Osama bin Laden was killed on May 2, 2011, by Navy SEALs of the United States Naval Special Warfare Development Group, also known as DEVGRU or SEAL Team Six. The operation was ordered by US President Barack Obama and was carried out in a Central Intelligence Agency-led operation. The five-member commission, headed by former senior judge of the apex court Javed Iqbal, was reconstituted on June 21, 2011, and despite lapse of over a year, the commission has failed to finalise its report. A spokesperson of the commission told media on May 2 this year that the report would be finalised on May 21 and it would be submitted to Chief Justice Iftikhar Muhammad Chaudhry within a week after it is finalised. But till date, the commission has failed to do so.
“The report could not be finalised and is unlikely to be finalised by next month as well because Yousaf Raza Gilani did not submit his response to the commission. Though the new prime minister has also been issued a notice, we are yet to receive a response from him,” a source in the commission told Pakistan Today. The source added that the commission wanted to get input from the then chief executive of the country as other stakeholders had given their input about the matter. However, he added, the former PM did not respond. “Other than the prime minister, the commission had also sent its questionnaire to CIA, which has also not responded,” the source added.
Reportedly, the commission had questioned Gilani why he had authorised the then Pakistan Ambassador to US Husain Haqqani through his principal secretary, Nargis Sethi, to issue visas to 4,000 Americans bypassing scrutiny process by the Inter-Services Intelligence (ISI) and other related organs of the state.
The questionnaire had suggested that the US spies could not have dared to move freely in Pakistan had PM Gilani acted on the advice of the Pakistan Army and the ISI and refrained from issuing visas to thousands of officials of private US security and intelligence agencies.
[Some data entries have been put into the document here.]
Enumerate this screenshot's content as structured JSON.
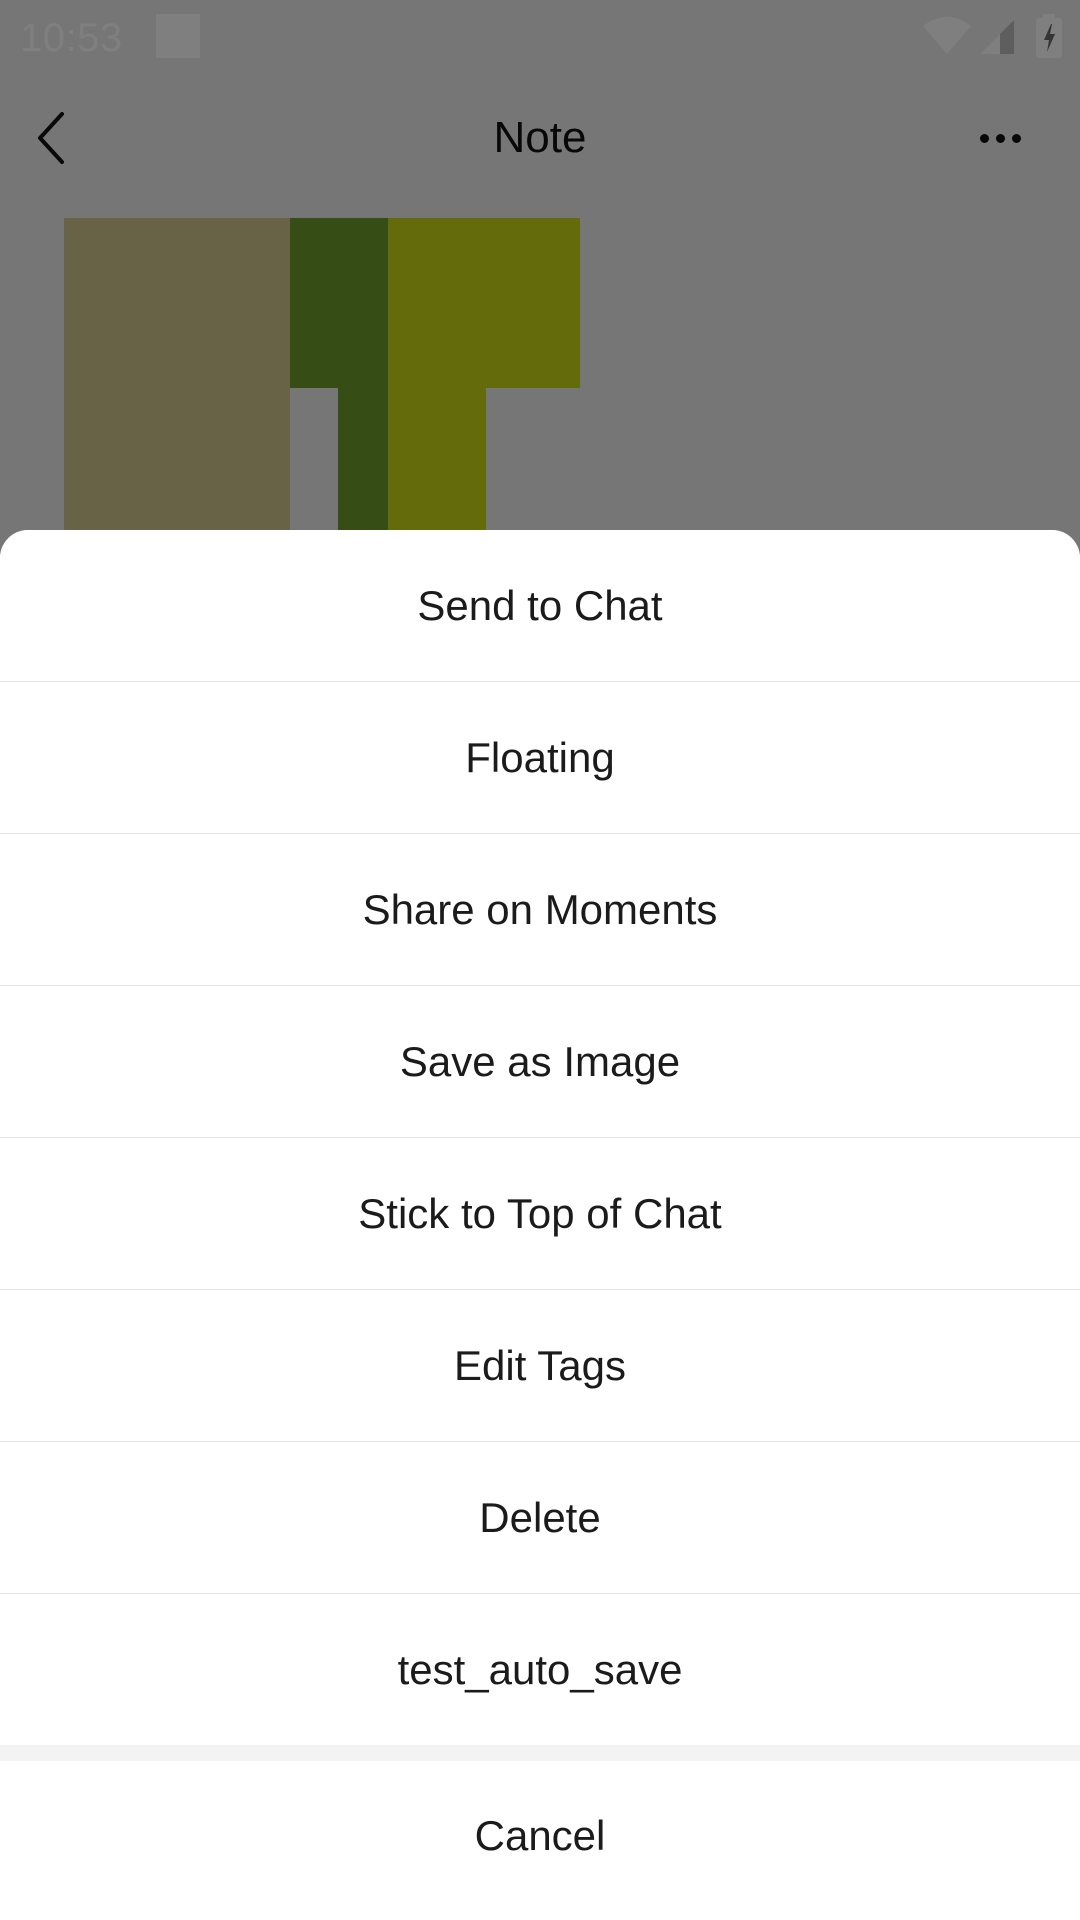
{
  "status_bar": {
    "time": "10:53",
    "icons": [
      "notification-square-icon",
      "wifi-icon",
      "cellular-signal-icon",
      "battery-charging-icon"
    ]
  },
  "app_bar": {
    "title": "Note",
    "back_icon": "chevron-left-icon",
    "more_icon": "more-horizontal-icon"
  },
  "colors": {
    "sheet_background": "#ffffff",
    "overlay": "rgba(0,0,0,0.5)",
    "text": "#1b1b1b",
    "image_tan": "#d0c58f",
    "image_dark_green": "#6f9a2d",
    "image_olive": "#c9d617"
  },
  "action_sheet": {
    "items": [
      "Send to Chat",
      "Floating",
      "Share on Moments",
      "Save as Image",
      "Stick to Top of Chat",
      "Edit Tags",
      "Delete",
      "test_auto_save"
    ],
    "cancel_label": "Cancel"
  }
}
The commission has already completed its process and it has inspected the place of the incident while views of experts and statements of various officials involved with the investigation have already been received.The commission has recorded statements of the heads of military and civil intelligence agencies, Director General Military Operations, former ambassador of Pakistan to Washington, present and former foreign ministers and foreign secretaries, and the family members of Osama bin Laden and other people killed in the operation. The commission has also held interactions with some politicians who had provided the commission some useful material.